Regardless of the mechanism, in practice, the current work opens up a new treatment paradigm: CDCs could be grown in large numbers from allogeneic heart tissue in a central facility under strict quality control and banked for future use, enabling safe and effective myocardial repair in a timely, cost-efficient manner. Potential sources of allogeneic heart tissue include hearts explanted from organ donors but not used for transplantation, cadaveric hearts from the recently deceased, and surgical discards. Hearts obtained from organ donors (but not used for transplantation) have the inherent advantage that donors are, by definition, healthy and have been previously HLA-typed and screened for infectious diseases, with the tissue maintained viable and sterile until processed. Hearts from organ donors after cardiac death are particularly attractive, since they are rarely used for transplant, although kidneys, liver, and pancreas are commonly used40
. In 2008 there were 832 organ donors after cardiac death in the US, and no hearts were used for cardiac transplantation41
; these hearts represent one pool from which source tissue can be obtained for allogeneic CDC culture. Cadaveric hearts from healthy, non-infectious donors could be also be used, however, the tissue is not optimally stored and samples would have to be obtained with low post-mortem intervals. Surgical discards are yet another source option; while these specimens are more abundant, donors are apt to have an existing cardiac disorder or other comorbidities (which may or may not hamper cell quality).

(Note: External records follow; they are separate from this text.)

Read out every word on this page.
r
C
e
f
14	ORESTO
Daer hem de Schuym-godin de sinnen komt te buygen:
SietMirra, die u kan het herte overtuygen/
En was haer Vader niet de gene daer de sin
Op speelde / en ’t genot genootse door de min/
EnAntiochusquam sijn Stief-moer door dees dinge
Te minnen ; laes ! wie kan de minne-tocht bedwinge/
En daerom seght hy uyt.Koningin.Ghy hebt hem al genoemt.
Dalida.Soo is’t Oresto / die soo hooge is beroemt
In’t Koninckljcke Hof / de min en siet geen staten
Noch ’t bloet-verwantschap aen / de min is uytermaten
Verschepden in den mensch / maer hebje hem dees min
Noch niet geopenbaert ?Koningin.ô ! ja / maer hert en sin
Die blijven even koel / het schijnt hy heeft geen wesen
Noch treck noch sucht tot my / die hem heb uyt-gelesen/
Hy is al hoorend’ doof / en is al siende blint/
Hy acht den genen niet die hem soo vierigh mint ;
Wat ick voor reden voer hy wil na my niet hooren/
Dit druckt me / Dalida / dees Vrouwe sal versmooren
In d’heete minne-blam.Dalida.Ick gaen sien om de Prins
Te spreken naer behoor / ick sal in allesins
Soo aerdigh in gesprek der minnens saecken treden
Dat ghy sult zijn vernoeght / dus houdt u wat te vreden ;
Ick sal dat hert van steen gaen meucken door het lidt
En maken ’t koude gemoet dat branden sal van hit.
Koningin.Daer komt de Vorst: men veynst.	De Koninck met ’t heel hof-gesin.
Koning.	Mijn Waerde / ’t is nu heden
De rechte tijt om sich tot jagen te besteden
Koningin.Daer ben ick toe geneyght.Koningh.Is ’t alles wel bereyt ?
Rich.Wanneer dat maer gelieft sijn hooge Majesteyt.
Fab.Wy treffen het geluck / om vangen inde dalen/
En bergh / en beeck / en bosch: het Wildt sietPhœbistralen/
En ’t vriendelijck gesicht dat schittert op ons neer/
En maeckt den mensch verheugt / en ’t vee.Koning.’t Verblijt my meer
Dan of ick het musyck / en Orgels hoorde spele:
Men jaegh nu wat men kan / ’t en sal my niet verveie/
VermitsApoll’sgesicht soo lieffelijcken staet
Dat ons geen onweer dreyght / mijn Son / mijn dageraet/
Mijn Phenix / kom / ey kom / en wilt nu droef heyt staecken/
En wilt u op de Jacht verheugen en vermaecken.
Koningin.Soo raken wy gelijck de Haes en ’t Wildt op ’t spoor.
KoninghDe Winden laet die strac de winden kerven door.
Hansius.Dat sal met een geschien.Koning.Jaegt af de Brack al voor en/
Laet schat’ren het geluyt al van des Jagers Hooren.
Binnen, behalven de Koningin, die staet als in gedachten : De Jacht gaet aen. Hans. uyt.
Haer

In conclusion, we demonstrate that allogeneic CDC transplantation without immunosuppression is safe, promotes cardiac regeneration and improves heart function in a rat MI model, mainly through stimulation of endogenous repair mechanisms. This indirect mechanism of action rationalizes the lasting benefit brought about by ephemeral transplanted cells, in that the new tissue originates from the recipient rather than the donor. This work motivates the testing of allogeneic human CDCs as a potential clinical product for cellular cardiomyoplasty.